New way of teaching is flipping remarkable
WHEN I started lecturing fulltime five years ago, I knew what everybody knows: that we all learn better by doing. I knew that active learning – doing anything apart from just talking – is the way to go.
I’d also been introduced to the flipped-classroom concept, an idea that has taken North America and western Europe by storm.
The flipped classroom means turning traditional teaching upside down. Instead of introducing concepts in class, then sending students off to do homework, you make them do some online work first (introducing themselves to the basic concepts) and use class time to tackle complex questions, working in small groups.
Despite this, I started off lecturing the way I was taught. The sage on the stage, presenting PowerPoint lectures to students silently taking notes.
Neither I nor my thirdyear students in a marine and freshwater ecology course speak English as a first language. And I was teaching this course in rural QwaQwa in the Free State – quite a distance from the nearest ocean.
After a year, I put my trepidation aside and tried a partially flipped classroom, hoping to boost my students’ learning and experience. The results, documented in an article in the Journal for New Generation Sciences, have been encouraging.
The approach is less common in Africa; my research turned up almost nothing. There are probably several reasons for the slow uptake. Academics on the continent don’t often have access to the technology to create videos.
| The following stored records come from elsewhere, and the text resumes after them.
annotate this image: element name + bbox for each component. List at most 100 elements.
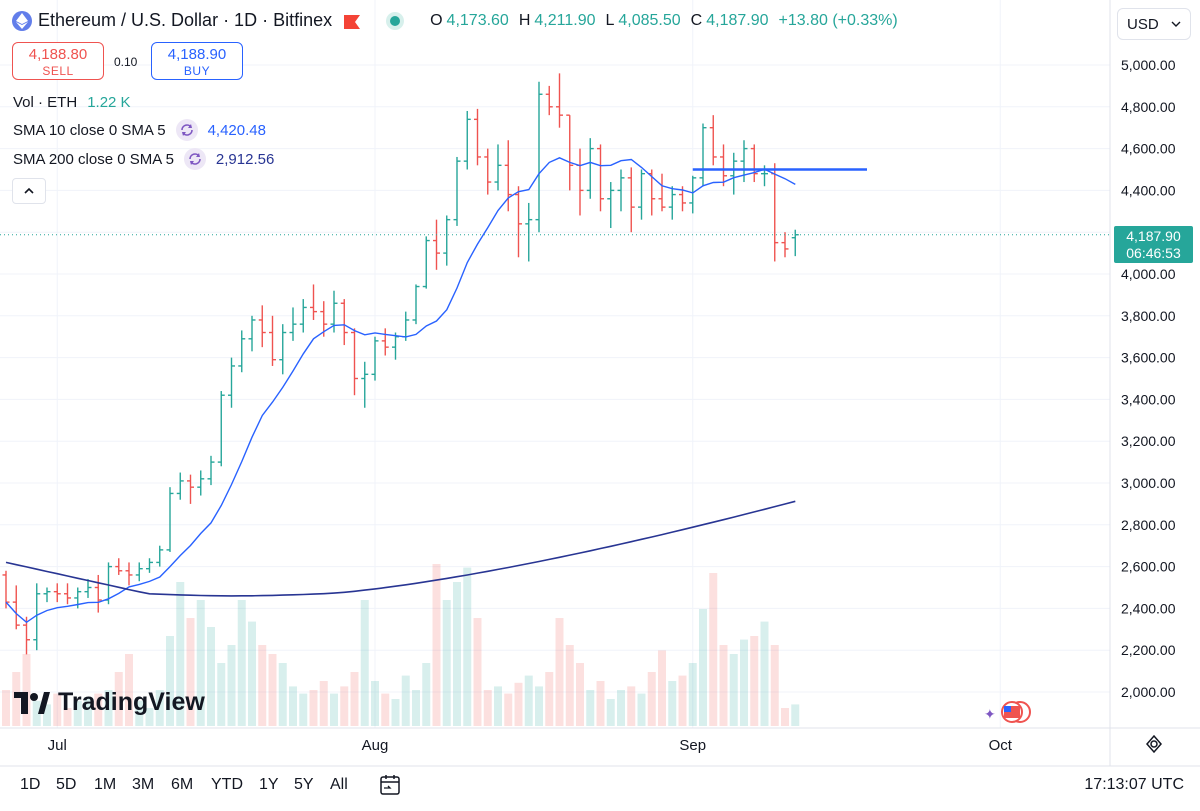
gear-icon [1146,734,1162,754]
volume-bar [73,700,82,726]
volume-label: Vol · ETH [13,94,78,111]
price-axis-labels: 2,000.00 2,200.00 2,400.00 2,600.00 2,800.00… [1121,57,1176,700]
ohlc-bar [84,579,92,598]
volume-bar [145,708,154,726]
collapse-legend-button[interactable] [12,178,46,204]
range-button-5y[interactable]: 5Y [294,776,314,793]
volume-bar [207,627,215,726]
event-markers[interactable]: ✦ [984,701,1031,723]
sma200-line [5,500,796,597]
volume-bar [319,681,328,726]
volume-bar [350,672,359,726]
ohlc-bar [166,487,174,552]
range-button-5d[interactable]: 5D [56,776,77,793]
sync-icon[interactable] [175,119,198,141]
ohlc-bar [43,587,51,603]
volume-indicator-legend[interactable]: Vol · ETH 1.22 K [13,94,131,111]
volume-bar [740,639,748,726]
change-value: +13.80 (+0.33%) [778,11,898,29]
currency-label: USD [1127,15,1159,33]
sync-icon[interactable] [183,148,206,170]
currency-select[interactable]: USD [1117,8,1191,40]
volume-bar [289,686,297,726]
range-button-all[interactable]: All [330,776,348,793]
volume-bar [576,663,584,726]
range-button-ytd[interactable]: YTD [211,776,243,793]
clock[interactable]: 17:13:07 UTC [1084,776,1184,793]
ethereum-icon [12,10,32,31]
ohlc-bar [627,167,635,233]
svg-text:✦: ✦ [984,707,996,723]
sma10-legend[interactable]: SMA 10 close 0 SMA 5 4,420.48 [13,119,266,141]
volume-bar [53,693,62,726]
ohlc-bar [258,305,266,348]
volume-bar [278,663,287,726]
ohlc-bar [597,144,604,212]
volume-bar [617,690,625,726]
range-button-1m[interactable]: 1M [94,776,117,793]
buy-price: 4,188.90 [167,46,227,63]
buy-button[interactable]: 4,188.90 BUY [151,42,243,80]
high-value: 4,211.90 [534,11,596,29]
volume-bar [22,654,31,726]
volume-bar [627,686,636,726]
volume-bar [524,675,533,726]
range-button-1d[interactable]: 1D [20,776,41,793]
sma200-value: 2,912.56 [215,150,275,168]
low-label: L [605,11,615,29]
ohlc-bar [422,236,430,289]
volume-bar [186,618,195,726]
range-button-1y[interactable]: 1Y [259,776,279,793]
close-label: C [690,11,703,29]
volume-bar [678,675,687,726]
last-price-value: 4,187.90 [1126,228,1181,244]
range-button-3m[interactable]: 3M [132,776,155,793]
ohlc-bar [535,81,543,233]
volume-bar [760,621,769,726]
volume-bar [340,686,349,726]
volume-bar [268,654,277,726]
ohlc-bar [310,284,317,320]
ohlc-bar [709,115,717,166]
sma10-line [5,157,796,624]
ohlc-bar [320,301,328,337]
open-value: 4,173.60 [446,11,509,29]
volume-bar [729,654,738,726]
volume-bar [791,704,800,726]
range-button-6m[interactable]: 6M [171,776,194,793]
sma200-legend[interactable]: SMA 200 close 0 SMA 5 2,912.56 [13,148,274,170]
ohlc-bar [720,144,727,187]
volume-bar [658,650,666,726]
ohlc-bar [689,175,697,214]
ohlc-bar [146,558,153,573]
volume-bar [84,697,92,726]
volume-bar [196,600,205,726]
ohlc-bar [64,583,71,605]
sma200-label: SMA 200 close 0 SMA 5 [13,150,174,168]
sma10-label: SMA 10 close 0 SMA 5 [13,121,166,139]
sell-price: 4,188.80 [28,46,88,63]
volume-bar [781,708,789,726]
ohlc-bar [340,299,348,346]
spread-value: 0.10 [114,55,138,69]
tradingview-logo[interactable]: TradingView [14,688,205,717]
volume-bar [176,582,185,726]
volume-bar [2,690,10,726]
sell-button[interactable]: 4,188.80 SELL [12,42,104,80]
volume-bar [688,663,697,726]
volume-bar [43,704,51,726]
volume-bar [12,672,21,726]
price-tick-label: 3,400.00 [1121,391,1176,407]
chart-settings-button[interactable] [1144,734,1164,759]
ohlc-bar [33,583,41,651]
symbol-title[interactable]: Ethereum / U.S. Dollar · 1D · Bitfinex [38,10,333,30]
ohlc-bar [115,558,123,575]
date-range-button[interactable] [378,774,402,801]
ohlc-bar [269,315,276,366]
ohlc-bar [361,361,369,408]
volume-bar [135,700,144,726]
price-tick-label: 3,200.00 [1121,433,1176,449]
volume-bar [381,693,390,726]
flag-icon[interactable] [344,14,361,29]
Our students are not technologically savvy, nor many lecturers. Students come largely from poor educational backgrounds and are used to a particular way of learning.
Using technology in science, technology, engineering and maths (Stem) education is a popular and effective way of boosting learning. But the vital aspect of a flipped classroom is combining technology with collaboration.
Yes, students use technology to become familiar with complex concepts. True understanding, though, comes through interaction with each other and with the lecturer in the classroom.
I decided not to flip my entire course. I kept using PowerPoint presentations for much of the sixmonth semester, but picked a few key concepts I’ve seen students struggle to understand. These became the focus of my flip.
I either found or created videos that students had to watch before class, making sure they did this by posting easy quizzes on a blackboard – an online platform on which course material, videos, quizzes and so forth can be placed.
About 30 minutes of lecturing time were given over to worksheets that required a collaborative think-pair-share approach.
A question was posed for each student to think about and answer individually. They paired up to discuss their answers. Then they were asked a second question – closely related to the first – which they had to consider alone again. This ensures students can mentally translate the discussion into their own words, in the same way they would have to to answer questions during an exam.
Students loved the partial flip. They talked more and asked more questions; they requested more videos and blackboard quizzes.
Their marks suggested the videos helped: those who watched them beforehand had significantly higher marks for the initial question during think-pair-share. The sharing – talking with a friend in one’s mother tongue – made an even more profound difference.
On this rural campus, with faulty internet and often uninterested students, I found they really engaged with complex ecological material. Even more remarkable was they could understand concepts such as the Coriolis effect and rocky shore zonation patterns, without having seen the ocean.
Since that experiment, I’ve used partial flips in all my courses. I challenge other academics to try it.